If a very high amount of CPU is seen, or, even what seems to be an increase in CPU due to intensive tasks like computation - this probably needs to be the main focus.

If timeout (explained above) is set to an appropriate value - a focus on application profiling while reproducing the issue should be done. This can be used as a reference: Python Performance High CPU Using CProfile

NOTE: A lot of what’s described in Container Apps: Profiling Python applications for performance issues can also be used in terms of tooling

High memory:

High memory, compared to CPU, can cause [CRITICAL] WORKER TIMEOUT. Assuming our application (eg. one or multiple gunicorn processes) is consuming high enough memory - OOMKiller (a Linux kernel concept) would kill these processes.

Tooling, such as the Diagnose and Solve Problems -> Memory Usage blade - or APMs, like App Insights, New Relic, Dynatrace, or others - can help determine of an application process is consuming high memory.

This may surface like this:

[2024-06-28 20:45:22 +0000] [74] [CRITICAL] WORKER TIMEOUT (pid:92)
2024-06-28T20:445:22.8354846Z [2024-06-28 20:45:22 +0000] [92] [ERROR] Worker (pid:92) was sent SIGKILL! Perhaps out of memory?

However, there are times this is extremely misleading and not actually the cause. A good step is always to investigate this from a memory perspective - at least to see if there is high memory (a leak, or consistent, or a large enough spike) - but this can also simply occur due to what’s described in the Missing or inappropriate –timeout section above.

If high memory isn’t seen, investigate this from a --timeout usage and long running request perspective.

NOTE: A lot of what’s described in Container Apps: Profiling Python applications for performance issues can also be used in terms of tooling

Long running requests

This is pretty much in the same vein as the Missing or inappropriate –timeout section above.

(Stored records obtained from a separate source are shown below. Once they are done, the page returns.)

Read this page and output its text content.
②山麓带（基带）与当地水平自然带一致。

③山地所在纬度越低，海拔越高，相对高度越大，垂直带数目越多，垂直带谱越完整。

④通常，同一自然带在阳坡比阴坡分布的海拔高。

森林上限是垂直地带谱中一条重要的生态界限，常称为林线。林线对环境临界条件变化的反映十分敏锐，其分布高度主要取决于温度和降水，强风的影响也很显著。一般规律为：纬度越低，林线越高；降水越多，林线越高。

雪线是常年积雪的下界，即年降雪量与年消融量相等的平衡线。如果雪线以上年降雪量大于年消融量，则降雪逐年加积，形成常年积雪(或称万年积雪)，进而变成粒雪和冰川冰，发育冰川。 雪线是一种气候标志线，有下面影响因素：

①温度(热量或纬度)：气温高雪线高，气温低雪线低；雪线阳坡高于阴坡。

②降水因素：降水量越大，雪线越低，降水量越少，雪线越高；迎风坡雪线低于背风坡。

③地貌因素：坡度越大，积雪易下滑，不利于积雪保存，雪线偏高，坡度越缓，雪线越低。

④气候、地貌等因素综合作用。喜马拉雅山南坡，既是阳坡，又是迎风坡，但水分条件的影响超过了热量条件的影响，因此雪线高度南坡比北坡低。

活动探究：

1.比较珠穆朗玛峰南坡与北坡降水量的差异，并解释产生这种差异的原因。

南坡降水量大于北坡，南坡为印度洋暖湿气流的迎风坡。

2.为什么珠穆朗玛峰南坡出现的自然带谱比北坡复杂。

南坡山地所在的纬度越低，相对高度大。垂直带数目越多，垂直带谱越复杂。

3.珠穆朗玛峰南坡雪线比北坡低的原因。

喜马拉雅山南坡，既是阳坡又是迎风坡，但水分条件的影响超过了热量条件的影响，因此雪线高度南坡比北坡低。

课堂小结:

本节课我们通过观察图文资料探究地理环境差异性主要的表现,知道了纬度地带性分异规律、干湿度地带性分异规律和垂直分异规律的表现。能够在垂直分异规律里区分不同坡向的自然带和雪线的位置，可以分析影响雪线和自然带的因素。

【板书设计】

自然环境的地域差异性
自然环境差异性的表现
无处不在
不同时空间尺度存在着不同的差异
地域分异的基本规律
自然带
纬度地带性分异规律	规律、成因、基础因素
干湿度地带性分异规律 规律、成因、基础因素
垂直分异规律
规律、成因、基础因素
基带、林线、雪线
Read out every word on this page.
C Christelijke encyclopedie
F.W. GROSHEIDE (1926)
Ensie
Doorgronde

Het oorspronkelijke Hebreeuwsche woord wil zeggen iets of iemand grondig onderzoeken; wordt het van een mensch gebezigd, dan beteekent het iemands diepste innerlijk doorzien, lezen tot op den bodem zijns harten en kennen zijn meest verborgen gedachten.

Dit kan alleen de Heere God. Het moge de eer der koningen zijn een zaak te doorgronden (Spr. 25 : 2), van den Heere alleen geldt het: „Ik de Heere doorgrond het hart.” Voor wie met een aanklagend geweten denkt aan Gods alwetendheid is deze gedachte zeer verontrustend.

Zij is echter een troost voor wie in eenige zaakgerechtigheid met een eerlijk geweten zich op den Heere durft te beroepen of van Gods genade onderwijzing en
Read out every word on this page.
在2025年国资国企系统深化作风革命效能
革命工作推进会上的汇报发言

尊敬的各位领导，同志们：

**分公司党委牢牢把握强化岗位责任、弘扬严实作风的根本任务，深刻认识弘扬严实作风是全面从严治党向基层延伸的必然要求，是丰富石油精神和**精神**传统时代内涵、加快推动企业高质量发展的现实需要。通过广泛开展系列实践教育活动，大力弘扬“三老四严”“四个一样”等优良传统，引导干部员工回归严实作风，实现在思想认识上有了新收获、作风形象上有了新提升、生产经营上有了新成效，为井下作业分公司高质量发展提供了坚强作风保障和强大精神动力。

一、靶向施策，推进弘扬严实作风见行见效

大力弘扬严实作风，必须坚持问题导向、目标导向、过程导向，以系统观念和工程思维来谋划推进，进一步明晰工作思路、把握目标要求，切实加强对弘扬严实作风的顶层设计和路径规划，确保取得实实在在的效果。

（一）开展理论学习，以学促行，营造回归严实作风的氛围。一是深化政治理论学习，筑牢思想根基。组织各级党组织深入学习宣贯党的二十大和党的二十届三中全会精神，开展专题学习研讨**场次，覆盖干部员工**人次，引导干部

Long running requests that a Gunicorn worker process is handling, which exceeds timeout, will cause this. This could be for almost an infinite number of reasons, but some examples may be:

  • ML/AI-based applications - eg. computation on large sets that take minutes at a time (and may be CPU intensive too)
  • Long running database queries
  • Too much load on the application - SNAT port exhaustion, slow logic execution, higher resource consumption, etc.

As mentioned above, for this, you can set --timeout back to 600 (--timeout 600), or, essentially anything over 240.

Utilizing any of the profilers or APMs within Container Apps: Profiling Python applications for performance issues should be done to try and further pin point the issue. You can use the various metrics in the Metrics blade on App Service to use as a starting point for data such as incoming requests, duration, resource usage, and m ore.